OK I AM DONE.........
how again I will say....."they say a child can sense when you're stressed, unhappy........."
I believe this to be so true. Daniel has not been himself lately either, he seems not his usual self. He is smiling still, but he is quiet, he doesn't want to do the walker as much, and this is because (I believe) he senses that I am down. That I feel like laying down and giving up. I haven't said those words out loud. I don't have too...he just knows. Its not that I want to give up on Daniel and getting him to where he needs to be. There is soooooo much more that needs to be taken care of besides Daniel. So please.....I am not blaming Daniel, nor do I think it his fault. I am simply saying...... I am just tired. Physically and emotional tired. Beaten down. I look in the mirror and I dont' like what or who I see. It is not the person I was 3 or 4 years ago. I don't like who I have become. I am not a witchy person, I like to help people, I am not normally mean to people. But when I feel like I am the only one struggling the only one fighting to get things done. I get angry and resentful. Damn it I want to live too....I dont' want to have to worry all the time if everything is getting done. I want to be the one that doesn't have any plans, or just "wings" it. I would love to be able to get a phone call and go out, run to the store, without feeling guilty for wanting to go. No I don't go......because then that will throw things off schedule and if I go, well then, it will come back to bite me later. I will have missed doing something I should have been doing.

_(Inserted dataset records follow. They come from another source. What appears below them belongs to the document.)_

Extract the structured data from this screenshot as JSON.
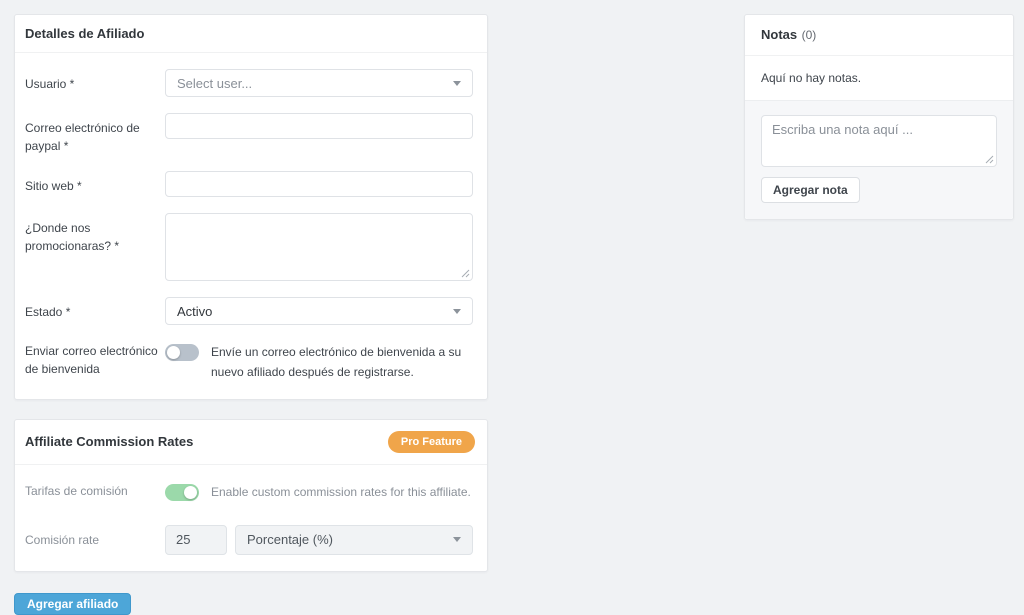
{
  "details": {
    "title": "Detalles de Afiliado",
    "user_label": "Usuario *",
    "user_value": "Select user...",
    "paypal_label": "Correo electrónico de paypal *",
    "paypal_value": "",
    "website_label": "Sitio web *",
    "website_value": "",
    "promote_label": "¿Donde nos promocionaras? *",
    "promote_value": "",
    "status_label": "Estado *",
    "status_value": "Activo",
    "welcome_label": "Enviar correo electrónico de bienvenida",
    "welcome_description": "Envíe un correo electrónico de bienvenida a su nuevo afiliado después de registrarse.",
    "welcome_toggle": "off"
  },
  "commission": {
    "title": "Affiliate Commission Rates",
    "badge": "Pro Feature",
    "rates_label": "Tarifas de comisión",
    "rates_description": "Enable custom commission rates for this affiliate.",
    "rates_toggle": "on",
    "rate_label": "Comisión rate",
    "rate_value": "25",
    "rate_type_value": "Porcentaje (%)"
  },
  "actions": {
    "submit": "Agregar afiliado"
  },
  "notes": {
    "title": "Notas",
    "count": "(0)",
    "empty": "Aquí no hay notas.",
    "placeholder": "Escriba una nota aquí ...",
    "note_value": "",
    "add": "Agregar nota"
  },
  "colors": {
    "accent_blue": "#4da6d8",
    "badge_orange": "#f0a54a",
    "toggle_on_green": "#9bd9aa",
    "toggle_off_gray": "#b8c1cb",
    "page_background": "#f0f2f4"
  }
}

I used to be really good at multi-tasking, at managing people...in fact that is what I use to do..now I can't even manage my own little things. I use to have a routine, and everyone was happy......everyone got what they needed. I fight for what I feel I need to fight for. I get all the time, pick your battles......dont' sweat the small stuff. Well dears let me tell you that small stuff......it'll snowball, and come up again to bite you in the arse in a couple weeks. Because what you thought was "small stuff" before is now one big massive ball of F'ed up Crap...and now we have to start digging. Family get your shovels.......we're going diggin'
Why can't people turn in paperwork that they said they turned in a couple weeks ago, but now we find out that nope......must have slipped through the cracks, or I forgot, I must have misplaced that.
I say in our "welcome page" that this blog is about dealing with a child that has special needs, dealing physically and emotionally.......Well here is the emotionally part, and its not even from the child the blog is about....it's his mother! :)
Mom in a mini meltdown and not seeing light at the end of the tunnel.....to be continued at a later date.